В обычной жизни мы не придаем особого значения этому механизму познания. Мы склонны упускать из виду сам факт синтеза, как будто он не требует дальнейшего изучения или внимания, и рассматриваем связанные вещи исключительно как заслуживающие внимания. Интерес сосредоточен на объекте, на материи: формальный элемент – соединительная ткань – является лишь инструментом, не имеющим никакого значения, за исключением той цели, которую он нам помогает достичь. Мы используем общие и полу объяснимые термины, такие как развитие, эволюция, преемственность, как мостики от одной вещи к другой, не придавая никакого значения средствам передвижения самих по себе. Какая-то одна вещь является продуктом чего-то другого: мы позволяем термину «продукт» ускользнуть из предложения как несущественному: а затем читаем утверждение так, чтобы объяснить одну вещь, превратив ее в другую. Вещи, согласно этому мнению, важны все: остальное – просто слова. Эти отношения между вещами не подлежат дальнейшему исследованию или определению: они все sui generis, или особенные: и даже если логик в своем анализе умозаключений сочтет целесообразным иметь с ними дело, он будет удовлетворен, если сможет классифицировать их каким-то приблизительным образом, как основу для своего подразделения предложений. Это, конечно, один из способов избавиться от метафизики на время.

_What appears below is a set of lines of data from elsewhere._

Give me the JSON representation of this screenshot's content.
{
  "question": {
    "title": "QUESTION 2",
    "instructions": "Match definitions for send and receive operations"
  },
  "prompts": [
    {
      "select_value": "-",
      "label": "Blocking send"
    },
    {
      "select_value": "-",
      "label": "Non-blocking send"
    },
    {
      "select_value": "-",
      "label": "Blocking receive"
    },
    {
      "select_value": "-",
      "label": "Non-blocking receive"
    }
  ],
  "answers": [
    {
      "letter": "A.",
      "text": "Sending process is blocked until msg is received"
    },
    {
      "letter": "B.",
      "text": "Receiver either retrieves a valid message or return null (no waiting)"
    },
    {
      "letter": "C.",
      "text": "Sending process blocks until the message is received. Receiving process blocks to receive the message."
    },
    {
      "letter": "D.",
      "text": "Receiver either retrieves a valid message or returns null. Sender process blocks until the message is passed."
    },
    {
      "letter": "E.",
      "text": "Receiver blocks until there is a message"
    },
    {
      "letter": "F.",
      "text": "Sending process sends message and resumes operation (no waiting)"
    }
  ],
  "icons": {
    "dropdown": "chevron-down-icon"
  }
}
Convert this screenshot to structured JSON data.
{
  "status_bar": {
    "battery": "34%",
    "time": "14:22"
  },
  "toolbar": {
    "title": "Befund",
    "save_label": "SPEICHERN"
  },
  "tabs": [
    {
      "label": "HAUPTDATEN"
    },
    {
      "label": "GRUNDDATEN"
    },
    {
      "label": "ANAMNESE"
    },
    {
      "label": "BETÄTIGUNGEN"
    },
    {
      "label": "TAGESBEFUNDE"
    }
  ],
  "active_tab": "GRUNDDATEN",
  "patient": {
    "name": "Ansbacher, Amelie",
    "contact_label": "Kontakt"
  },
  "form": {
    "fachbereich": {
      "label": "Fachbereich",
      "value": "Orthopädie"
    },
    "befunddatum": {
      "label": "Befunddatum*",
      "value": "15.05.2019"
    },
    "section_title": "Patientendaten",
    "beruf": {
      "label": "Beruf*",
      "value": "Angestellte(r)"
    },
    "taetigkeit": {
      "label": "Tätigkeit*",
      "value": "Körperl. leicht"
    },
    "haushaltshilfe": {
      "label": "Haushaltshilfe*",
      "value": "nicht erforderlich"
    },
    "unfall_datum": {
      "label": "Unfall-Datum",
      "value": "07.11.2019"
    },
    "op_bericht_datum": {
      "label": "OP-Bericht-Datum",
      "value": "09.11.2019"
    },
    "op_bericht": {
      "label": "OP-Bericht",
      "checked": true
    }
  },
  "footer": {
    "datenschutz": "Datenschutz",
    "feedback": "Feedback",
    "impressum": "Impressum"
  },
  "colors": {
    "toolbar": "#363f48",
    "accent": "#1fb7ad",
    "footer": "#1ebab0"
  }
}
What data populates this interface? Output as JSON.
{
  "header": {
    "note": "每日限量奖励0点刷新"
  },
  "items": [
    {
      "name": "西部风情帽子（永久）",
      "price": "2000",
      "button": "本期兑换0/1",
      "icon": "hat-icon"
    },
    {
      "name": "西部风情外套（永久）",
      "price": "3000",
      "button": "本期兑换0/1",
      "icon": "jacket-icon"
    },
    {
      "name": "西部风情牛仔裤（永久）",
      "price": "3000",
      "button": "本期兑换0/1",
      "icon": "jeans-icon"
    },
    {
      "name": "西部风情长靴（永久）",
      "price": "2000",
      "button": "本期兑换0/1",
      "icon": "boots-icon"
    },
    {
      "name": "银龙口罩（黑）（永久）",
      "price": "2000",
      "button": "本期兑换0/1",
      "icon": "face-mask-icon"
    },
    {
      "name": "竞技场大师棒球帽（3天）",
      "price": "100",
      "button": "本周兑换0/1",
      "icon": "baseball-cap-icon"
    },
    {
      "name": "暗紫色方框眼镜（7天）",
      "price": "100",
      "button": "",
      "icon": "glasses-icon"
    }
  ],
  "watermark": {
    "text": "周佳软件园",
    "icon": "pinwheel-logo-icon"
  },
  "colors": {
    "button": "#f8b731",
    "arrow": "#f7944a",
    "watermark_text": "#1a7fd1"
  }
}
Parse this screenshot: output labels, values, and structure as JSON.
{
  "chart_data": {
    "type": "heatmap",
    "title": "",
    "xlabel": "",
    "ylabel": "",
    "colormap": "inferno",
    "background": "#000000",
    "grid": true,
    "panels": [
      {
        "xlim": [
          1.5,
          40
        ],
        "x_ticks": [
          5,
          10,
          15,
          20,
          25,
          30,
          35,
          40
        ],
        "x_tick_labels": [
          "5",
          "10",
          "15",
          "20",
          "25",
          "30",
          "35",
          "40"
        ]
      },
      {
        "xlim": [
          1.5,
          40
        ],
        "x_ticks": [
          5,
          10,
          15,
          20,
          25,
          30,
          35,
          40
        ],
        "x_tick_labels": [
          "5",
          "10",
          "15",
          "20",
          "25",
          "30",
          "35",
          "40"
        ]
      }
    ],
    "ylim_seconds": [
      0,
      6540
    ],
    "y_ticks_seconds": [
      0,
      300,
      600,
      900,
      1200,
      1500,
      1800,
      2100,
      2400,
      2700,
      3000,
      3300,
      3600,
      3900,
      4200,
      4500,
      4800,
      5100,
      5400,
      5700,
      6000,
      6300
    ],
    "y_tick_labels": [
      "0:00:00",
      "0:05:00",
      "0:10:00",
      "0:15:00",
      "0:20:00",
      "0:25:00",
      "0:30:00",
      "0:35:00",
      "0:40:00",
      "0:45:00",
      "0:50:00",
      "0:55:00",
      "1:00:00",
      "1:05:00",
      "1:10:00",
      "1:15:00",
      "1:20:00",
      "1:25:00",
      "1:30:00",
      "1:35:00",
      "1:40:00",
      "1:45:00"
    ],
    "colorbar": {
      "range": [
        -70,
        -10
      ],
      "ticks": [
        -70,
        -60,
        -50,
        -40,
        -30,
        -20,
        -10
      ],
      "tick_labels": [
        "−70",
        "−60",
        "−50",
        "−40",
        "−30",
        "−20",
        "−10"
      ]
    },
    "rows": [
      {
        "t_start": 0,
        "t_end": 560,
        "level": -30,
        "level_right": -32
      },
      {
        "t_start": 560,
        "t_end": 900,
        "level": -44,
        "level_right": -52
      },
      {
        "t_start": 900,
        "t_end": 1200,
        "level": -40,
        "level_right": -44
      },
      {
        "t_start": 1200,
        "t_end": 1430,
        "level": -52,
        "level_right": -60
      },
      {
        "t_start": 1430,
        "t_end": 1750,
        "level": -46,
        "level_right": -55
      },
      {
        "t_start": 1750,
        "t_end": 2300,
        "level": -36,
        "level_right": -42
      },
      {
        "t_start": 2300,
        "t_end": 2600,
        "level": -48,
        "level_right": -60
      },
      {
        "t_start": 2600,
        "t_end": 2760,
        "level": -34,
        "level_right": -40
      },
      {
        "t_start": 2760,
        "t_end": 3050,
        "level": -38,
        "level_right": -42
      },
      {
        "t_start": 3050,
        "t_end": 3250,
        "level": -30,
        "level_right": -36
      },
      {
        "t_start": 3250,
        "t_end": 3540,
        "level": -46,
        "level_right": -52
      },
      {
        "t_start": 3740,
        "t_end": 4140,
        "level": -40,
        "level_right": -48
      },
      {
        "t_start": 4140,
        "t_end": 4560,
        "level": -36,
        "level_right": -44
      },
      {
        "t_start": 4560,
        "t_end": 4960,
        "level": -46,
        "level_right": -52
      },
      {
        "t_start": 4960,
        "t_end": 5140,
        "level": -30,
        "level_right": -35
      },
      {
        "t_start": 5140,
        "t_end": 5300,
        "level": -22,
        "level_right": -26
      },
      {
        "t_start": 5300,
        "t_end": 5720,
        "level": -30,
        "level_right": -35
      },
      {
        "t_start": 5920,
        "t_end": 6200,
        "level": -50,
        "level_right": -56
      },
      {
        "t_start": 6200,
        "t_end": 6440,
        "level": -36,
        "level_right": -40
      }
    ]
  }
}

Но есть эпохи в жизни и эпохи в истории человечества, когда разум отходит от погружения в активную жизнь и размышляет над своим поведением, как над действиями какого-то странного существа, за которым он просто наблюдает. В такие моменты, когда мы останавливаемся, чтобы поразмыслить над частичной сценой, и закрываем глаза на тотальность, начинают возникать сомнения, оправдана ли наша процедура, когда мы объединяем и комбинируем изолированные явления. Имеем ли мы право вбрасывать в мир природы нашу собственную субъективность, законы нашего воображения и мышления? Не правильнее ли было бы вообще воздержаться от использования подобных концепций?